Another doorknob in her hand. Turning it hard, she shoved her way inside. By now, she could see nothing. The blackness and panic became one and threatened to swallow her whole. Frantically feeling along the walls, she sought to take cover. She’d gone a few steps when she collided with something hard and cold. The sound of tiny, scurrying feet reacted to the contact. She ran her fingers along an eight-inch length of smooth plastic, then a break, and then another. Moving her hand upward, she reached more boxes. She could feel movement inside them and realized she was touching the stacked bins of rodent housing. This was where the rats and mice were kept. She tried to remember some of the photos that Tim had sent her. There would probably be six to ten of these racks in the room, each holding storage bins. Inside each bin, little bigger than a shoe box, would be two or three rats, maybe more. Jude felt her way past the first rack, her hands desperately exploring the air in search of the next one. When she found it, she crouched behind and held her breath.
The door opened with a crash, and Byer was in. She could sense him surveying the room and could hear the moment when he spotted her. It was just a small grunt, but it resonated with victorious fury. His footsteps grew closer, and she threw up her hands to protect herself. Useless attempt.
He pulled her up roughly and pushed her back, pinning her against the wall. She fought, kicking at his legs, but he held her hands in a vice-like grip and pressed them over her head against the cold plaster. His smell was strong and sour. It flashed through her mind that it wasn’t coming from him. It was the smell of her own death. She felt the sting of the needle in the soft crook of her elbow. No! She screamed and aimed a vicious kick at his groin. This time she connected, and he fell back, doubled over.
Jude lurched around him, but he grabbed her leg. She fell onto the floor. Scrabbling on her hands and knees, she tried to crawl away. She clutched at the linoleum tiles
, clawing for anything to hold onto. As Byer dragged her back, she writhed and kicked. In the struggle, one of the racks toppled and fell with a crash, storage bins scattering on the floor, lids flying off.
Byer threw himself on top of her and pinned her with his entire body. “You bitch!” he rasped in her ear. There was a moment when Jude felt the tingling of small claws cross her hands and the brush of fur against her face. He wrenched her arm behind her back and twisted it. She felt the needle once again, piercing her skin. “You fucking b—”
Right then, Byer let out a yelp and rolled off her.
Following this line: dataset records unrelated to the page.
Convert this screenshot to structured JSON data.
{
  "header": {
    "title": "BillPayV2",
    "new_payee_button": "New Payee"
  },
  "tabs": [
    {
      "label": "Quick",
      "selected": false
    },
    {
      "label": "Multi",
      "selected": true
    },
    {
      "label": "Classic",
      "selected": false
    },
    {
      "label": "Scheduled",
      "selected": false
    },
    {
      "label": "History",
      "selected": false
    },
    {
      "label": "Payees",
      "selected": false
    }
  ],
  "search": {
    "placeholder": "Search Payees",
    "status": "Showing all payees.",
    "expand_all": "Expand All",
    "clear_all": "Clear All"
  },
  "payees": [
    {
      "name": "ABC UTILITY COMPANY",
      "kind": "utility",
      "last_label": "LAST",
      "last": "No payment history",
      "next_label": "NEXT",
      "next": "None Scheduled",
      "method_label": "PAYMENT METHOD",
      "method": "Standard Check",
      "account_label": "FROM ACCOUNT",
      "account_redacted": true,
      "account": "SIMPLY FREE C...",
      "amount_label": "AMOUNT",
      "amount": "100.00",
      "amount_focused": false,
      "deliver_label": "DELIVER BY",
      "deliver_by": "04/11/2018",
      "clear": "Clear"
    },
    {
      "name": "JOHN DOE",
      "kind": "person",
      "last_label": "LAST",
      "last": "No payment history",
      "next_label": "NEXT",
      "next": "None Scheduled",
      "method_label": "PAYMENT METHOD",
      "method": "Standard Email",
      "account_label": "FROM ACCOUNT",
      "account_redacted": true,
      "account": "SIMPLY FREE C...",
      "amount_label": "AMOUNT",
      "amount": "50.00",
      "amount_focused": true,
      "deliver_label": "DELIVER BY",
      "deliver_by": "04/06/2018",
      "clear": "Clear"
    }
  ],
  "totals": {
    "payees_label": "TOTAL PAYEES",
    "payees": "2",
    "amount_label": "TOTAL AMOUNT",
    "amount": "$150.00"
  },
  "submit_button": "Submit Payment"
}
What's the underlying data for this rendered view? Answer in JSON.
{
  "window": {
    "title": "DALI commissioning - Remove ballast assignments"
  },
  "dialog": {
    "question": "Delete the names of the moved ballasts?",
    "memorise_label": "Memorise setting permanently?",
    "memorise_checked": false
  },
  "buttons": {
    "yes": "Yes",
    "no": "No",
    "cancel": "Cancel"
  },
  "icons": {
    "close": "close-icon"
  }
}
Jude heard the rodents’ feet, now scratching on the floor. It sounded like hundreds of them. And Byer screamed. He screamed like a terrified child and began slapping at his clothes. The sounds of rats screeching and hissing were all around them.
Jude didn’t wait. She squirmed away from him again, got to her feet, and ran toward the door. Or where she thought the door was. She banged hard into the wall. Ignoring the blow, she frantically felt for her escape until she found it. Behind her, Byer was making strange noises.
Jude stumbled down the hall and ran directly into a pair of strong arms. In her terror, she swung her fists, trying to break away. But the arms held her fast, and she heard his voice. “It’s me, Jude. You’re okay. It’s okay.”
“Lucas?” she whimpered.
“Are you okay?” he asked.
“He’s trying to kill me,” she cried, looking futilely over her shoulder.
“Who?”
“Byer. He killed Tim.” It was only then that she took in the other footsteps running down the hall. At first, she thought Byer was coming after them. “We have to get out of here,” she cried.
And then she heard heavier boots coming from somewhere else. And shouts. She didn’t understand.
“It’s alright,” said Lucas. “Come with me.” He guided her away from the chaos down the long hall. Without being able to see where she was, each step was excruciating. And he sensed her pain because he finally stopped and took her by the shoulders, repeating, “Jude, are you hurt?”